'Harvest' Leaves an Impression Instead of an Impact
The winds of change have reached a remote coastal village, and, in the space of a week, all signs of life will be swallowed whole by the pressing urges of modernity. It’s a place too insignificant for the film Harvest to disclose where or when it is; the audience is cloistered together with a community on the verge of sublimating into a larger whole, but who will keep infighting until the displacement takes hold. The film, adapting the celebrated 2013 novel by Jim Crace, imagines an “enclosure”, the like of which were common in Britain’s Agricultural Revolution in the 17th century.
(The Scottish Highland and Lowland Clearances have extra resonance for Harvest’s story, as it was filmed in Oban, Scotland).
Master Kent (Henry Melling) is the fair but meek laird who owns the estate where the agrarian commune is dwelling, but the arrival of three unwanted drifters is immediately treated as a bad omen among the villagers – or maybe easy culprits to blame for a motiveless barn fire that happened just previously.
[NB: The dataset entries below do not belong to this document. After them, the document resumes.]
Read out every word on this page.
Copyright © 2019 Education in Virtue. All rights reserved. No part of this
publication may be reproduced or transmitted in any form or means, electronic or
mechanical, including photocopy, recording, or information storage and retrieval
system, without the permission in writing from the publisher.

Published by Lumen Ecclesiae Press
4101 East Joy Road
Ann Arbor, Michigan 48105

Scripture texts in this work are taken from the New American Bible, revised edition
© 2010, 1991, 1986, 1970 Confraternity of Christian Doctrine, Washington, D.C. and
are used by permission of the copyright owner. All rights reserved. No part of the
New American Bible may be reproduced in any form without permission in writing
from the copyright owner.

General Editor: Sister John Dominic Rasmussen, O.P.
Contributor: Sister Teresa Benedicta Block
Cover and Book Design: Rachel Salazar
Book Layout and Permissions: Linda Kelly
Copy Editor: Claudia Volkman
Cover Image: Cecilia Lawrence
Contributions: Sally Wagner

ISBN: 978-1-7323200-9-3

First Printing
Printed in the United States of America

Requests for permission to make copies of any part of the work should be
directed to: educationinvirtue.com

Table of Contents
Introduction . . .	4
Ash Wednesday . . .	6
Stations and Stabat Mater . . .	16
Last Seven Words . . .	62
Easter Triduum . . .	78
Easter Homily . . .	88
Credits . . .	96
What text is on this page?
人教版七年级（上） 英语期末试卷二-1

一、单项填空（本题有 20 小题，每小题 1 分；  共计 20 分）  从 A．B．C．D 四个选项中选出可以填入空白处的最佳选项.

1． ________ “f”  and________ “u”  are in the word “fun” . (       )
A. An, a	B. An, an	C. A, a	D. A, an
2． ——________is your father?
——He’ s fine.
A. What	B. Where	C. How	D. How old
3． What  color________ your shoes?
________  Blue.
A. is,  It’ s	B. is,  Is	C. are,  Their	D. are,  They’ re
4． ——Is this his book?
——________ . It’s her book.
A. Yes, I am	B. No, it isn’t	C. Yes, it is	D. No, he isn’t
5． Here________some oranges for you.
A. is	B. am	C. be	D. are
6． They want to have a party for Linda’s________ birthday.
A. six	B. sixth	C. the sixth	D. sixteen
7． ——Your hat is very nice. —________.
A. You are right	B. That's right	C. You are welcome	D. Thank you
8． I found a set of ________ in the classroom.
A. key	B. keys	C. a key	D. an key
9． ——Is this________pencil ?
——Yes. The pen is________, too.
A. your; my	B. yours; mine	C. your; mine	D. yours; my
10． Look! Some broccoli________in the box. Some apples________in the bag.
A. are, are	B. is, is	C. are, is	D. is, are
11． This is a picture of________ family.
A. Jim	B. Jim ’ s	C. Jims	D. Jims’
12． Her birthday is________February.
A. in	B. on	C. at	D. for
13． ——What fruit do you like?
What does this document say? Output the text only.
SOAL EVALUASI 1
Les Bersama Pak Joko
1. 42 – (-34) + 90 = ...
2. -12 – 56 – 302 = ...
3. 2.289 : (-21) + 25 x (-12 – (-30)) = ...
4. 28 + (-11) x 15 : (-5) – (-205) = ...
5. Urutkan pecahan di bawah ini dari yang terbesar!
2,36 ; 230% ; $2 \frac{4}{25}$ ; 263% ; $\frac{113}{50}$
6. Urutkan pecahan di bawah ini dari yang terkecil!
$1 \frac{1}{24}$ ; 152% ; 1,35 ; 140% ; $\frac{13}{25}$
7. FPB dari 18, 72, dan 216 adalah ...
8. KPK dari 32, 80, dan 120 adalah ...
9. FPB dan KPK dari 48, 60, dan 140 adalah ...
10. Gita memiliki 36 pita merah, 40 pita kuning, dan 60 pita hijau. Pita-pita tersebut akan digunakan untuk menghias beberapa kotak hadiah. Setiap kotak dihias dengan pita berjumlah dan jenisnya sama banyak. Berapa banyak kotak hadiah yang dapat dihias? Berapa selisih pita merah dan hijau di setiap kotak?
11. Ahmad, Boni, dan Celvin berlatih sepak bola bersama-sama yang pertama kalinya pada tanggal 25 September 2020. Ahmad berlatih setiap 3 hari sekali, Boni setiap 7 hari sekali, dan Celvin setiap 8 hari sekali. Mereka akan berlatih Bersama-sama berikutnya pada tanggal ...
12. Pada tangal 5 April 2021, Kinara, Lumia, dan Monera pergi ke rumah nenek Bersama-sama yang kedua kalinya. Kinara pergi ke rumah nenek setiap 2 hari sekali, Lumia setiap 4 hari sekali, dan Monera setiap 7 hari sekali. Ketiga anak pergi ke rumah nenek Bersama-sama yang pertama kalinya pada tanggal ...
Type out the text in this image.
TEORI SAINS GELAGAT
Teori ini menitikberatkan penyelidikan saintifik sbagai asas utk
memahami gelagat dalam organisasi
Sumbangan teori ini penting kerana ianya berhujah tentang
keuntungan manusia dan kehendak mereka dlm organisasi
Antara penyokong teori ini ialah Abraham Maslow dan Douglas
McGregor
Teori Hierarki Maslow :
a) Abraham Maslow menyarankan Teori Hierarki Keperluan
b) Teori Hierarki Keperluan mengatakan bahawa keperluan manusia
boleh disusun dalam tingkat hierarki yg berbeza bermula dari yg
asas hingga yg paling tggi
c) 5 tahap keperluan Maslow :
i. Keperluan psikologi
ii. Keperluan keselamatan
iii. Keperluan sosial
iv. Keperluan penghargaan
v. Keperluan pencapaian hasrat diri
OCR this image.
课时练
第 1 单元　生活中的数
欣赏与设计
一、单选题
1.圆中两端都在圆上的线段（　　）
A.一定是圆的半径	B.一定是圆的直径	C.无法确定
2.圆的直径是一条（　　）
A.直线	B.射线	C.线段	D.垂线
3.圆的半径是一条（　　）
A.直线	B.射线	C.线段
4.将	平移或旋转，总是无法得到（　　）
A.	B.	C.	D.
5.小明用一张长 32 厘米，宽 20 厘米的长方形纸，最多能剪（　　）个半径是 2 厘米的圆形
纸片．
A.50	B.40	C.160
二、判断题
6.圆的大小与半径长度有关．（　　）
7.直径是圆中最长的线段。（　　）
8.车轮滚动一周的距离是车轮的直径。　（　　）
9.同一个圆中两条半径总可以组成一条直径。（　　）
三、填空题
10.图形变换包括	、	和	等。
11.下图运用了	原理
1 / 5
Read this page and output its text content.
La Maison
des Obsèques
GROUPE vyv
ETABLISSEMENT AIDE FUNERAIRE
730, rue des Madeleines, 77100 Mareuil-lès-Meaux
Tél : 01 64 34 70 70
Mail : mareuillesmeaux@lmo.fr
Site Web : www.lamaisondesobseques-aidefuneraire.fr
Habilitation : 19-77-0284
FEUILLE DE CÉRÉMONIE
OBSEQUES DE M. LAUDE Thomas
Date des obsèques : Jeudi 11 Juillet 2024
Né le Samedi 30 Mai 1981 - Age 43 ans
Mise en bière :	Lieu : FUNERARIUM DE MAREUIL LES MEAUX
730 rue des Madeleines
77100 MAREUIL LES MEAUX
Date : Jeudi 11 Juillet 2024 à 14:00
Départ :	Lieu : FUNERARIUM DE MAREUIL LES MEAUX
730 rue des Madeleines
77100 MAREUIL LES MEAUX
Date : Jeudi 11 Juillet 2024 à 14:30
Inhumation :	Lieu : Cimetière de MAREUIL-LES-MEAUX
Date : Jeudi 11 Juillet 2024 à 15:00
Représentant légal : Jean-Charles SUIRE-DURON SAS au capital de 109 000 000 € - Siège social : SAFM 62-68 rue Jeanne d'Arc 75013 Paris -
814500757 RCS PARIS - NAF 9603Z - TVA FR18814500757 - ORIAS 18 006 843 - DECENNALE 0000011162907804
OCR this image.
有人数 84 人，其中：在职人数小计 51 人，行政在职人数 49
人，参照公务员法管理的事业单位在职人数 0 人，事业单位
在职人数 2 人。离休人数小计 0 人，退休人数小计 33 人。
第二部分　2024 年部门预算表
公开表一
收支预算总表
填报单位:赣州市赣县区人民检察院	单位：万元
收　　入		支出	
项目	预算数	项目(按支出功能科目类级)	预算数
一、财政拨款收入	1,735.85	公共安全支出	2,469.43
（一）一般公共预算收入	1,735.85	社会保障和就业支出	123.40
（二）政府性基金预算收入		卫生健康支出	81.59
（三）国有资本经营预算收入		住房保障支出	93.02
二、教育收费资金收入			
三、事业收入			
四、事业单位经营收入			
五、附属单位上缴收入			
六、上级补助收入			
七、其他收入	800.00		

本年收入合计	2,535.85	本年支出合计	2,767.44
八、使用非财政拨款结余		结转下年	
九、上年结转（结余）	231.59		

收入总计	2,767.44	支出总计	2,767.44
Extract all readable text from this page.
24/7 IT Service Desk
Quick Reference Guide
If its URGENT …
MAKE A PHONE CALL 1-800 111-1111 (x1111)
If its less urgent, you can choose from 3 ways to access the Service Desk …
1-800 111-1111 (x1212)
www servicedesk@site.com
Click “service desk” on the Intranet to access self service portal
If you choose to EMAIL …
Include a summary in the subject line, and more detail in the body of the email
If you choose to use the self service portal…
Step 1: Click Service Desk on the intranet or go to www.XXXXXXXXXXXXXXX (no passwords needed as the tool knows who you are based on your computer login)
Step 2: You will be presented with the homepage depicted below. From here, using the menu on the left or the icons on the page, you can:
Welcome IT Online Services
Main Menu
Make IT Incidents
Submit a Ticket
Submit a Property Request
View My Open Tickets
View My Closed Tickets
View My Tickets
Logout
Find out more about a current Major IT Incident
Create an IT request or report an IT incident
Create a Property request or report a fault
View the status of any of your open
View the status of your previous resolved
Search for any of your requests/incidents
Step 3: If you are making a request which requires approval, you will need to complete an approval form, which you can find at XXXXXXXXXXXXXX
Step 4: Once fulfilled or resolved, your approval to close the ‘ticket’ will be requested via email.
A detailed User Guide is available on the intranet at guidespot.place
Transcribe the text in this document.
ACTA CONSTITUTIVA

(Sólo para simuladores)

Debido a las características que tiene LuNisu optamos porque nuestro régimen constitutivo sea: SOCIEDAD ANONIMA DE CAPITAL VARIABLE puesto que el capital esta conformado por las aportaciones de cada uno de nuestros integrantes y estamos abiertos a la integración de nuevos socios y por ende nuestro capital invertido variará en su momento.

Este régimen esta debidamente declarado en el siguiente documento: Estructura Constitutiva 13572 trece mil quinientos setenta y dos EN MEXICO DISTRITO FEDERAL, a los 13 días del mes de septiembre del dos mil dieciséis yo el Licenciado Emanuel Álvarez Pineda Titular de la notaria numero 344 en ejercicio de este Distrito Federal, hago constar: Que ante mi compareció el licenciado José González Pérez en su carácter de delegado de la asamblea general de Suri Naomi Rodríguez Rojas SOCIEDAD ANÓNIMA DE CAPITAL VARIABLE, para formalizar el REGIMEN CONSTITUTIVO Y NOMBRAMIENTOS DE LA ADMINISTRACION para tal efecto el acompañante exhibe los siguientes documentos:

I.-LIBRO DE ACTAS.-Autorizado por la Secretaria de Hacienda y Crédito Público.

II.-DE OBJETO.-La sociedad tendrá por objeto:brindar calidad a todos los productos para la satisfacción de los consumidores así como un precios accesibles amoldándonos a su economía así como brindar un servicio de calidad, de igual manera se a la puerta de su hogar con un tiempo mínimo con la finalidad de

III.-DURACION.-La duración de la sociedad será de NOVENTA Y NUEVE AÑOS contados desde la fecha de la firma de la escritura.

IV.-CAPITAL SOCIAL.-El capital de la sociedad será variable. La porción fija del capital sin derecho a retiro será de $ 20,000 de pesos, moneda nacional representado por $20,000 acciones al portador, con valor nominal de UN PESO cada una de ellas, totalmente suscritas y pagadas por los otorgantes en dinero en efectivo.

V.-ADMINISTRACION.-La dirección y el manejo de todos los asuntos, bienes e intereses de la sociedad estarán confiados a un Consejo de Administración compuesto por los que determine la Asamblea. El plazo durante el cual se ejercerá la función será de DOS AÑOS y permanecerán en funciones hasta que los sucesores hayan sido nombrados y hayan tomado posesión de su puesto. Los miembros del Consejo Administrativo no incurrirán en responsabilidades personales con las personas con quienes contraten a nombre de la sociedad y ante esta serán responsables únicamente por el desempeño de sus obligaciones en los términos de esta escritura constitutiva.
The strangers – two men (Gary Maitland and Noor Dillan-Night) and one woman (Thalissa Teixeira) – are quickly scapegoated and strung up on the pillory in the hopes that their subjugation will soothe the unsettled atmosphere and bring back normalcy. But a different, more respectable arrival soon attracts the ire of the suspicious village folk – a Black cartographer, Quill (Arinzé Kene) who has been hired to create a detailed, up-to-date map of Kent’s estate.